For Ms. Palin, such things as context, syntax and the proximity of answers to questions have no meaning.
As an English teacher, this is one of the aspects of her candidacy (and Bush's presidency) that bothers me most. The emphasis on charm somehow manages to negate totally any focus on substance, and the most inane answers or non-answers or deliberate dodges are forgiven because she is "folksy," which in another context, with another politician, would just come across as plain ignorant.
But the real issue here is this one.
John McCain has spent most of his adult life speaking of his love for his country. Maybe he sees something in Sarah Palin that most Americans do not. Maybe he is aware of qualities that lead him to believe she’d be as steady as Franklin Roosevelt in guiding the U.S. through a prolonged economic downturn. Maybe she’d be as wise and prudent in a national emergency as John Kennedy was during the Cuban missile crisis.

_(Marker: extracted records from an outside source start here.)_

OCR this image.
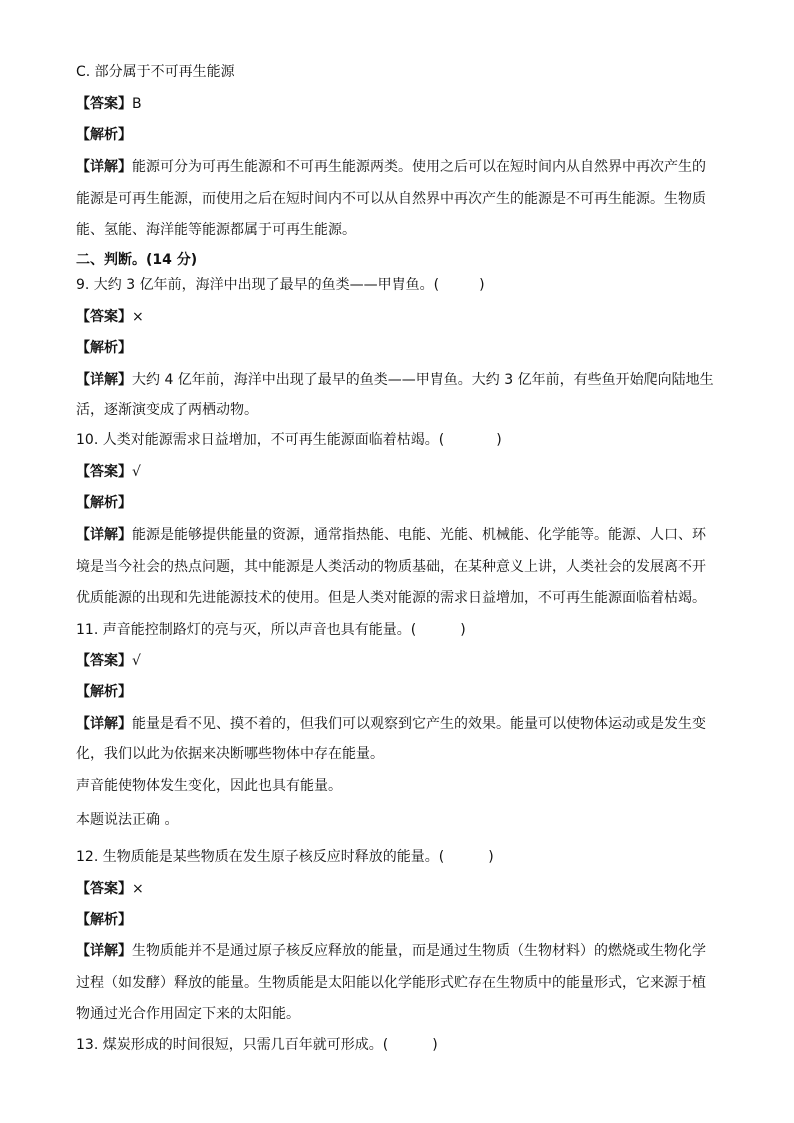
C. 部分属于不可再生能源
【答案】B
【解析】
【详解】能源可分为可再生能源和不可再生能源两类。使用之后可以在短时间内从自然界中再次产生的
能源是可再生能源，而使用之后在短时间内不可以从自然界中再次产生的能源是不可再生能源。生物质
能、氢能、海洋能等能源都属于可再生能源。
二、判断。(14 分)
9. 大约 3 亿年前，海洋中出现了最早的鱼类——甲胄鱼。(	)
【答案】×
【解析】
【详解】大约 4 亿年前，海洋中出现了最早的鱼类——甲胄鱼。大约 3 亿年前，有些鱼开始爬向陆地生
活，逐渐演变成了两栖动物。
10. 人类对能源需求日益增加，不可再生能源面临着枯竭。(	)
【答案】√
【解析】
【详解】能源是能够提供能量的资源，通常指热能、电能、光能、机械能、化学能等。能源、人口、环
境是当今社会的热点问题，其中能源是人类活动的物质基础，在某种意义上讲，人类社会的发展离不开
优质能源的出现和先进能源技术的使用。但是人类对能源的需求日益增加，不可再生能源面临着枯竭。
11. 声音能控制路灯的亮与灭，所以声音也具有能量。(	)
【答案】√
【解析】
【详解】能量是看不见、摸不着的，但我们可以观察到它产生的效果。能量可以使物体运动或是发生变
化，我们以此为依据来决断哪些物体中存在能量。
声音能使物体发生变化，因此也具有能量。
本题说法正确 。
12. 生物质能是某些物质在发生原子核反应时释放的能量。(	)
【答案】×
【解析】
【详解】生物质能并不是通过原子核反应释放的能量，而是通过生物质（生物材料）的燃烧或生物化学
过程（如发酵）释放的能量。生物质能是太阳能以化学能形式贮存在生物质中的能量形式，它来源于植
物通过光合作用固定下来的太阳能。
13. 煤炭形成的时间很短，只需几百年就可形成。(	)
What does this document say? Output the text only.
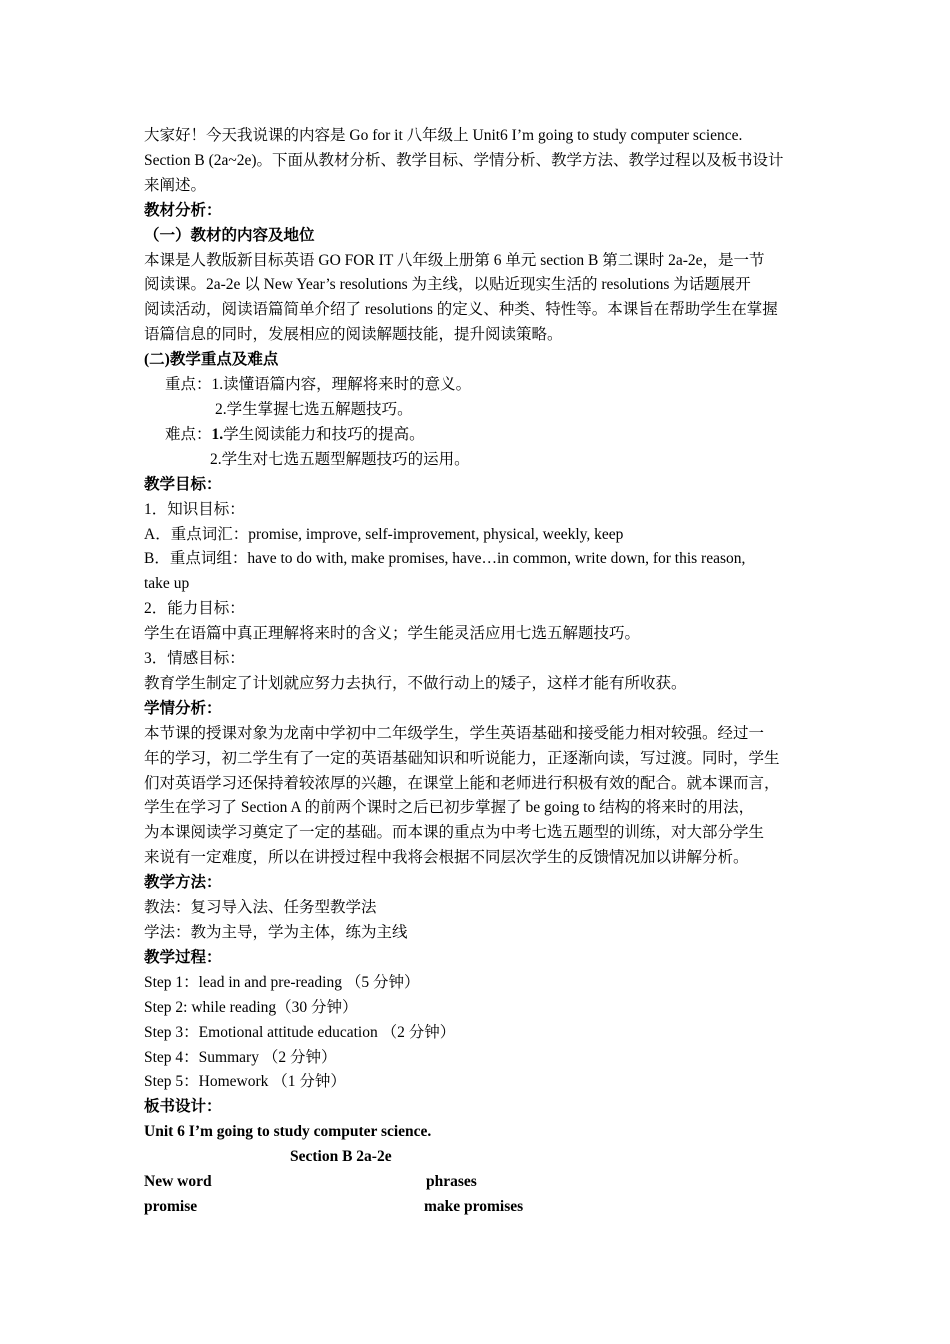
大家好！今天我说课的内容是 Go for it 八年级上 Unit6 I’m going to study computer science.

Section B (2a~2e)。下面从教材分析、教学目标、学情分析、教学方法、教学过程以及板书设计

来阐述。

教材分析：

（一）教材的内容及地位

本课是人教版新目标英语 GO FOR IT 八年级上册第 6 单元 section B 第二课时 2a-2e，是一节

阅读课。2a-2e 以 New Year’s resolutions 为主线，以贴近现实生活的 resolutions 为话题展开

阅读活动，阅读语篇简单介绍了 resolutions 的定义、种类、特性等。本课旨在帮助学生在掌握

语篇信息的同时，发展相应的阅读解题技能，提升阅读策略。

(二)教学重点及难点

重点：1.读懂语篇内容，理解将来时的意义。

2.学生掌握七选五解题技巧。

难点：1.学生阅读能力和技巧的提高。

2.学生对七选五题型解题技巧的运用。

教学目标：

1．知识目标：

A．重点词汇：promise, improve, self-improvement, physical, weekly, keep

B．重点词组：have to do with, make promises, have…in common, write down, for this reason,

take up

2．能力目标：

学生在语篇中真正理解将来时的含义；学生能灵活应用七选五解题技巧。

3．情感目标：

教育学生制定了计划就应努力去执行，不做行动上的矮子，这样才能有所收获。

学情分析：

本节课的授课对象为龙南中学初中二年级学生，学生英语基础和接受能力相对较强。经过一

年的学习，初二学生有了一定的英语基础知识和听说能力，正逐渐向读，写过渡。同时，学生

们对英语学习还保持着较浓厚的兴趣，在课堂上能和老师进行积极有效的配合。就本课而言，

学生在学习了 Section A 的前两个课时之后已初步掌握了 be going to 结构的将来时的用法，

为本课阅读学习奠定了一定的基础。而本课的重点为中考七选五题型的训练，对大部分学生

来说有一定难度，所以在讲授过程中我将会根据不同层次学生的反馈情况加以讲解分析。

教学方法：

教法：复习导入法、任务型教学法

学法：教为主导，学为主体，练为主线

教学过程：

Step 1：lead in and pre-reading （5 分钟）

Step 2: while reading（30 分钟）

Step 3：Emotional attitude education （2 分钟）

Step 4：Summary （2 分钟）

Step 5：Homework （1 分钟）

板书设计：

Unit 6 I’m going to study computer science.

Section B 2a-2e

New word	phrases

promise	make promises
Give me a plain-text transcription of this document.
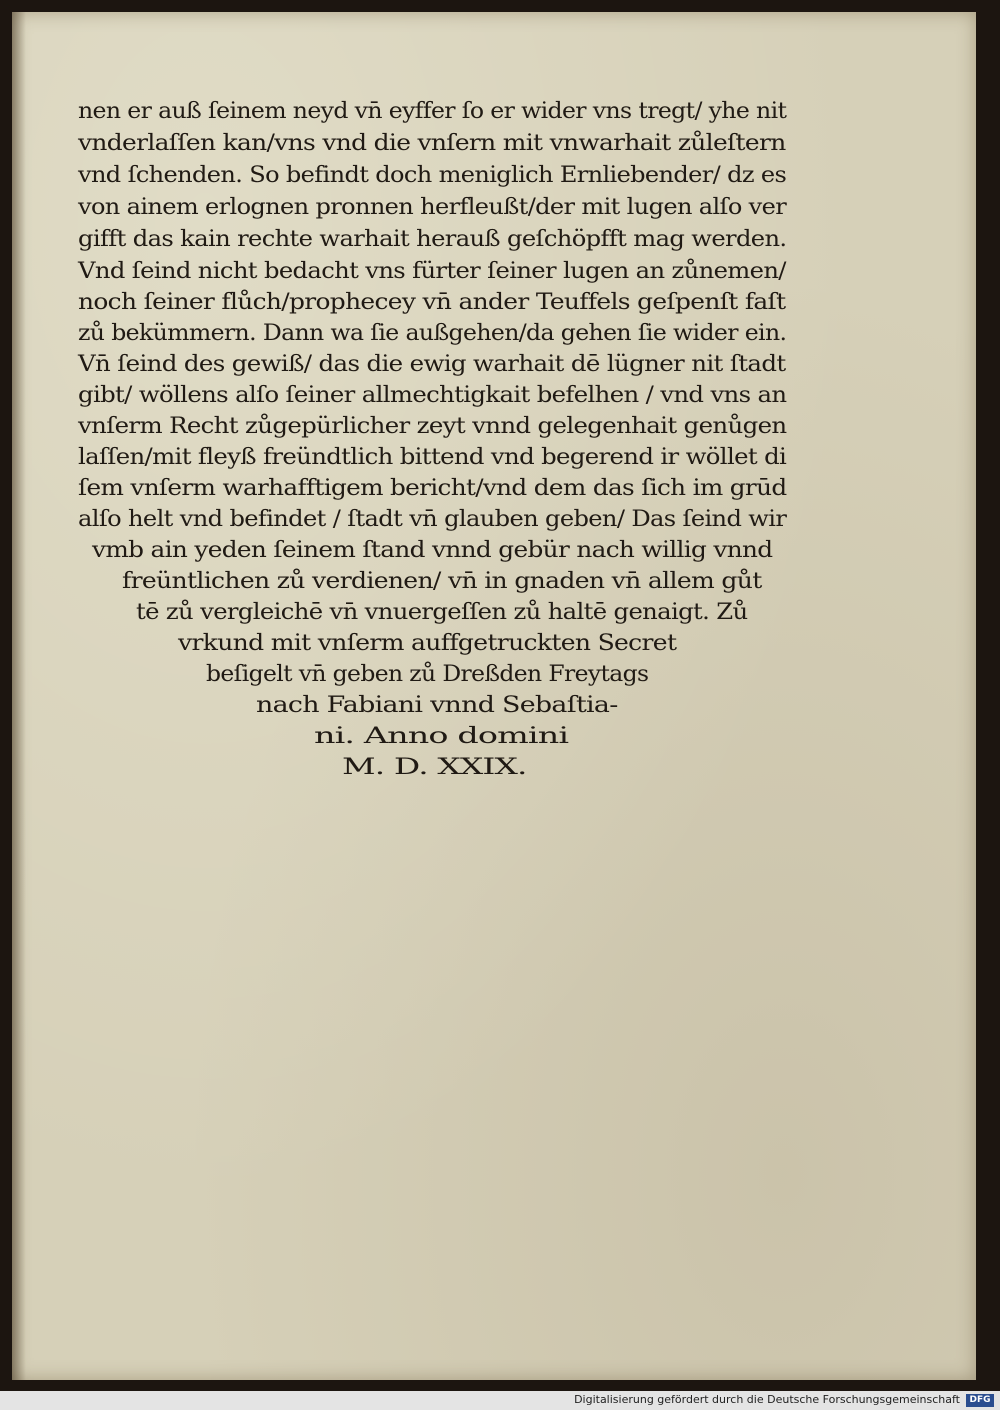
nen er auß ſeinem neyd vn̄ eyffer ſo er wider vns tregt/ yhe nit
vnderlaſſen kan/vns vnd die vnſern mit vnwarhait zůleſtern
vnd ſchenden. So befindt doch meniglich Ernliebender/ dz es
von ainem erlognen pronnen herfleußt/der mit lugen alſo ver
gifft das kain rechte warhait herauß geſchöpfft mag werden.
Vnd ſeind nicht bedacht vns fürter ſeiner lugen an zůnemen/
noch ſeiner flůch/prophecey vn̄ ander Teuffels geſpenſt faſt
zů bekümmern. Dann wa ſie außgehen/da gehen ſie wider ein.
Vn̄ ſeind des gewiß/ das die ewig warhait dē lügner nit ſtadt
gibt/ wöllens alſo ſeiner allmechtigkait befelhen / vnd vns an
vnſerm Recht zůgepürlicher zeyt vnnd gelegenhait genůgen
laſſen/mit fleyß freündtlich bittend vnd begerend ir wöllet di
ſem vnſerm warhafftigem bericht/vnd dem das ſich im grūd
alſo helt vnd befindet / ſtadt vn̄ glauben geben/ Das ſeind wir
vmb ain yeden ſeinem ſtand vnnd gebür nach willig vnnd
freüntlichen zů verdienen/ vn̄ in gnaden vn̄ allem gůt
tē zů vergleichē vn̄ vnuergeſſen zů haltē genaigt. Zů
vrkund mit vnſerm auffgetruckten Secret
beſigelt vn̄ geben zů Dreßden Freytags
nach Fabiani vnnd Sebaſtia-
ni. Anno domini
M. D. XXIX.
Digitalisierung gefördert durch die Deutsche Forschungsgemeinschaft	DFG
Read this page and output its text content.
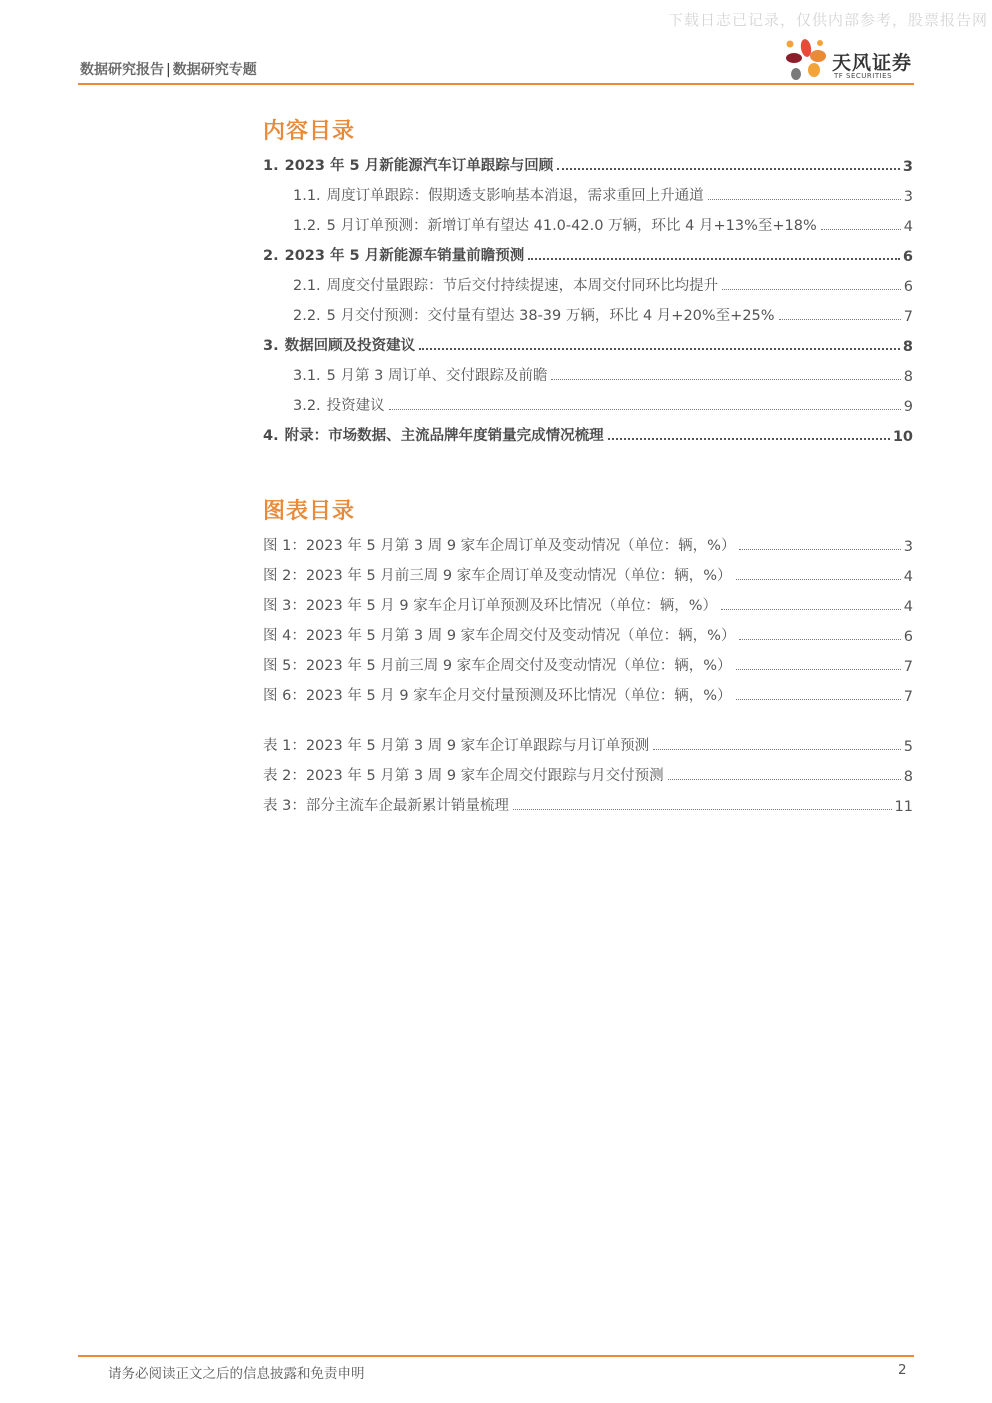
下载日志已记录，仅供内部参考，股票报告网
数据研究报告 | 数据研究专题	天风证券
TF SECURITIES
内容目录
1. 2023 年 5 月新能源汽车订单跟踪与回顾	3
1.1. 周度订单跟踪：假期透支影响基本消退，需求重回上升通道	3
1.2. 5 月订单预测：新增订单有望达 41.0-42.0 万辆，环比 4 月+13%至+18%	4
2. 2023 年 5 月新能源车销量前瞻预测	6
2.1. 周度交付量跟踪：节后交付持续提速，本周交付同环比均提升	6
2.2. 5 月交付预测：交付量有望达 38-39 万辆，环比 4 月+20%至+25%	7
3. 数据回顾及投资建议	8
3.1. 5 月第 3 周订单、交付跟踪及前瞻	8
3.2. 投资建议	9
4. 附录：市场数据、主流品牌年度销量完成情况梳理	10
图表目录
图 1：2023 年 5 月第 3 周 9 家车企周订单及变动情况（单位：辆，%）	3
图 2：2023 年 5 月前三周 9 家车企周订单及变动情况（单位：辆，%）	4
图 3：2023 年 5 月 9 家车企月订单预测及环比情况（单位：辆，%）	4
图 4：2023 年 5 月第 3 周 9 家车企周交付及变动情况（单位：辆，%）	6
图 5：2023 年 5 月前三周 9 家车企周交付及变动情况（单位：辆，%）	7
图 6：2023 年 5 月 9 家车企月交付量预测及环比情况（单位：辆，%）	7
表 1：2023 年 5 月第 3 周 9 家车企订单跟踪与月订单预测	5
表 2：2023 年 5 月第 3 周 9 家车企周交付跟踪与月交付预测	8
表 3：部分主流车企最新累计销量梳理	11
请务必阅读正文之后的信息披露和免责申明	2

The hardest part of this for me personally is that I used to admire John McCain. I bought his storyline of being independently driven by morals and common sense. But that McCain has utterly disappeared. This total annihilation of the John McCain I once admired was complete long before he found Dick-Cheney-in-Annie-Oakley's-clothing, but choosing her is the most mind boggling and irresponsible insult to Americans I have seen in a long time.
Here's another article. In particular, this quotation strikes me as important:
The people boosting Palin’s triumph were not celebrating because she demonstrated that she is qualified to be president if something ever happened to John McCain. They were cheering her success in covering up her lack of knowledge about the things she would have to deal with if she wound up running the country.